Christ calls us to walk in truth

  • February 21, 2008

We were sitting watching his daughter’s hockey tournament (her team was winning). My friend and I had both been thinking that day about Robert Latimer, whose request for parole was not granted. Mr. Latimer’s story asks uncomfortable questions.

He killed his severely disabled daughter. Does he deserve censure or compassion?

My companion explained he’d been feeling compassion for all Robert must have gone through during Tracy’s life and after her death; as a father, empathy for the anguish of seeing a child suffer and being unable to help. Then, with a start, my companion’s thoughts bumped up against the reality of the “solution” Mr. Latimer produced, and the places it could lead if its devaluation of human life and suffering became widespread.  And the cold realization that such devaluation already is widespread, at least in regard to some human lives and some human suffering.

The way we put the question says something about what we think the answer might be. Let’s try it another way.

Robert Latimer killed his daughter. Does he deserve censure or compassion?

The modifier “severely disabled” is generally included with the story. What difference does it make if we leave it out? It’s one thing to kill a daughter, evidently, another thing to kill a severely disabled daughter. It’s not so much our response to killing that’s in question now, but our response to disability and pain. 

In this “advanced” society, we’ve become careful with our language (one rarely hears words like “crippled” or “retarded” any more) but still our terrible fear of disability, pain and suffering flares out, sometimes to horrendous effect. As with Tracy Latimer. 

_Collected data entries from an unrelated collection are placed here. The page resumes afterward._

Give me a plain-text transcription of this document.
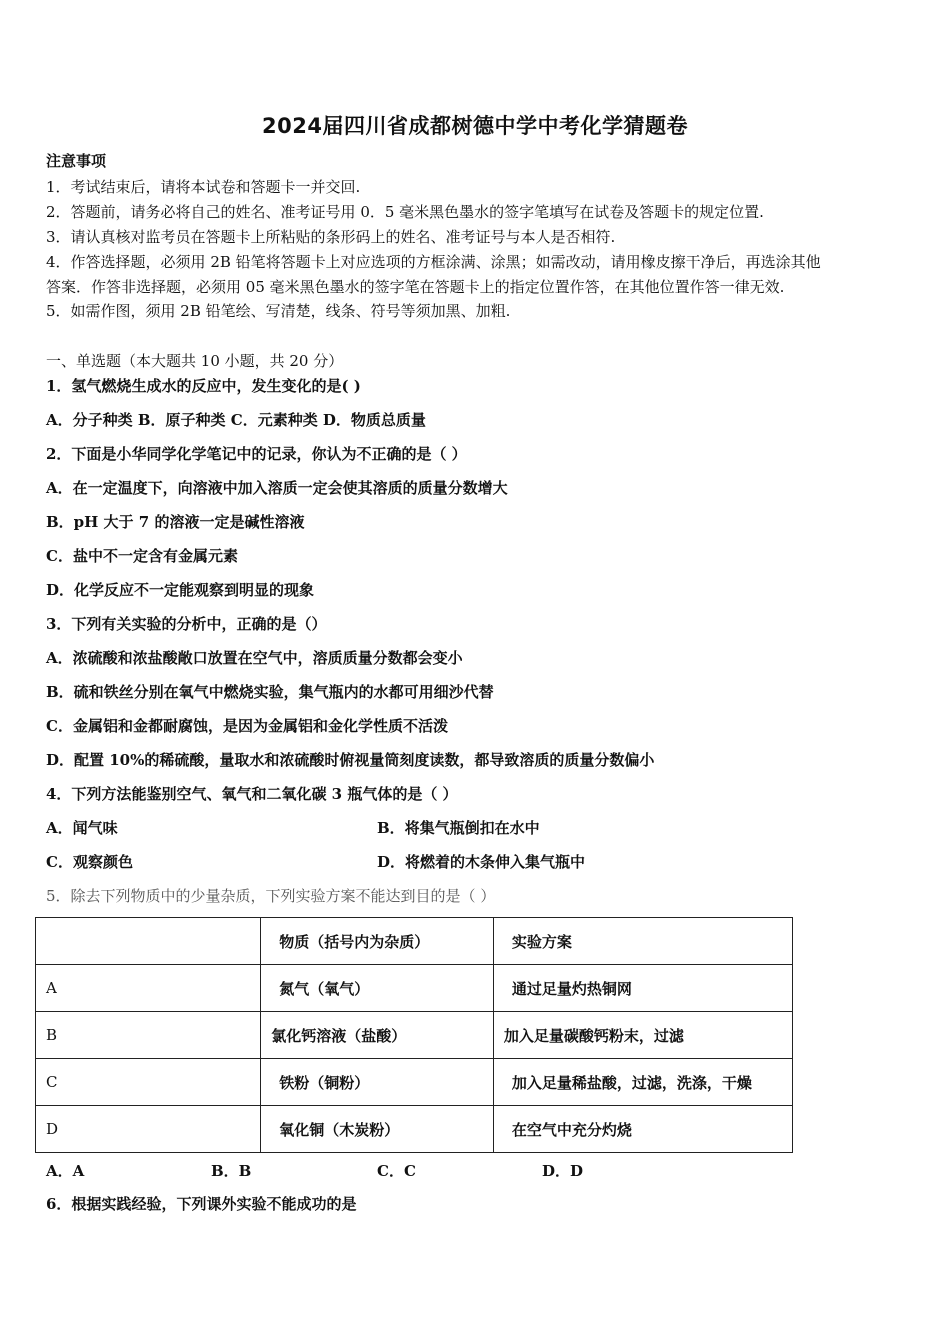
2024届四川省成都树德中学中考化学猜题卷
注意事项
1．考试结束后，请将本试卷和答题卡一并交回.
2．答题前，请务必将自己的姓名、准考证号用 0．5 毫米黑色墨水的签字笔填写在试卷及答题卡的规定位置.
3．请认真核对监考员在答题卡上所粘贴的条形码上的姓名、准考证号与本人是否相符.
4．作答选择题，必须用 2B 铅笔将答题卡上对应选项的方框涂满、涂黑；如需改动，请用橡皮擦干净后，再选涂其他
答案．作答非选择题，必须用 05 毫米黑色墨水的签字笔在答题卡上的指定位置作答，在其他位置作答一律无效.
5．如需作图，须用 2B 铅笔绘、写清楚，线条、符号等须加黑、加粗.
一、单选题（本大题共 10 小题，共 20 分）
1．氢气燃烧生成水的反应中，发生变化的是( )
A．分子种类 B．原子种类 C．元素种类 D．物质总质量
2．下面是小华同学化学笔记中的记录，你认为不正确的是（ ）
A．在一定温度下，向溶液中加入溶质一定会使其溶质的质量分数增大
B．pH 大于 7 的溶液一定是碱性溶液
C．盐中不一定含有金属元素
D．化学反应不一定能观察到明显的现象
3．下列有关实验的分析中，正确的是（）
A．浓硫酸和浓盐酸敞口放置在空气中，溶质质量分数都会变小
B．硫和铁丝分别在氧气中燃烧实验，集气瓶内的水都可用细沙代替
C．金属铝和金都耐腐蚀，是因为金属铝和金化学性质不活泼
D．配置 10%的稀硫酸，量取水和浓硫酸时俯视量筒刻度读数，都导致溶质的质量分数偏小
4．下列方法能鉴别空气、氧气和二氧化碳 3 瓶气体的是（ ）
A．闻气味	B．将集气瓶倒扣在水中
C．观察颜色	D．将燃着的木条伸入集气瓶中
5．除去下列物质中的少量杂质，下列实验方案不能达到目的是（ ）
	物质（括号内为杂质）	实验方案
A	氮气（氧气）	通过足量灼热铜网
B	氯化钙溶液（盐酸）	加入足量碳酸钙粉末，过滤
C	铁粉（铜粉）	加入足量稀盐酸，过滤，洗涤，干燥
D	氧化铜（木炭粉）	在空气中充分灼烧
A．A	B．B	C．C	D．D
6．根据实践经验，下列课外实验不能成功的是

Why are we comfortable with this girl’s death? It’s ourselves we need to be concerned about here. First, because we’re putting up for grabs the life of those deemed to be suffering: which of us is omitted from that category? (Or possibly, whose suffering is deemed intolerable for others — I don’t know Mr. Latimer, and can’t say whether it was his daughter’s suffering or his own he could no longer bear.) Second, because of who we’re becoming, individually and collectively, as we take on the role of judge and try to end pain by running away from it.

These things are happening now, in plain sight of those who care to look, and will increase. It’s inevitable, if those who hold the treasure fail to share it. We in the church bear that treasure. We have the Gospels. We know what life is for, where it comes from and where it leads. We know all things pulse with the energy of the living God, that to see a human is to see God, for we’re made in His image. We know our suffering matters, that Christ takes it on for and with us, that it’s noble to seek to end suffering but it’s not ours to end life, our own or another’s. And that if we’re silent, we put God on the cross.

If we listen on Good Friday, we’ll hear Christ’s disciple, our leader Peter, drawn to the warmth of the fire where everybody is gathered. To be outside this circle is to be cold and alone. There he will be questioned as to whether he is with the Jesus who was arrested. In John’s Gospel, this scene happens simultaneously with Jesus’ questioning by authority. “I have spoken openly,” in public places, replies Christ, the Word of God. Even as Peter claims silence and secrecy by telling the guards, “I don’t know the man,” Jesus claims openness and truth. Even as Jesus tells the authority to ask His followers what He said, His closest follower denies ever having known Him, let alone speaking His word. Peter’s silence protects his life; Jesus’ open words lead Him to suffering and death. But Peter’s silence wreaks death in his heart, whereas Jesus’ speaking the Word calls down life so powerfully that even the grave cannot hold Him.

Peter’s silence isn’t the end of his story. Jesus drew love out of this fear. He called Peter to care for the sheep. So Peter becomes another Christ, the good shepherd — not because he was courageous, but because he let love come even into his own shame and failure, fear and betrayal. Truth and mercy meet.

What does compassion really demand of us? How are we to respond to such suffering as was laid upon Tracy Latimer and her parents? Not by denying truth, but perhaps by learning true compassion. 

If we fail to speak today, Christ will ask us again, more insistently, tomorrow. If we cannot today tear ourselves away from the circle where everybody seems to be saying “this life is worth more, this life is worth less; suffering is useless, and so are sufferers” — if we can’t tear ourselves away to walk in truth, alone if need be, Christ will call us out again tomorrow. 

Yet the call is urgent, and the answer must be given today.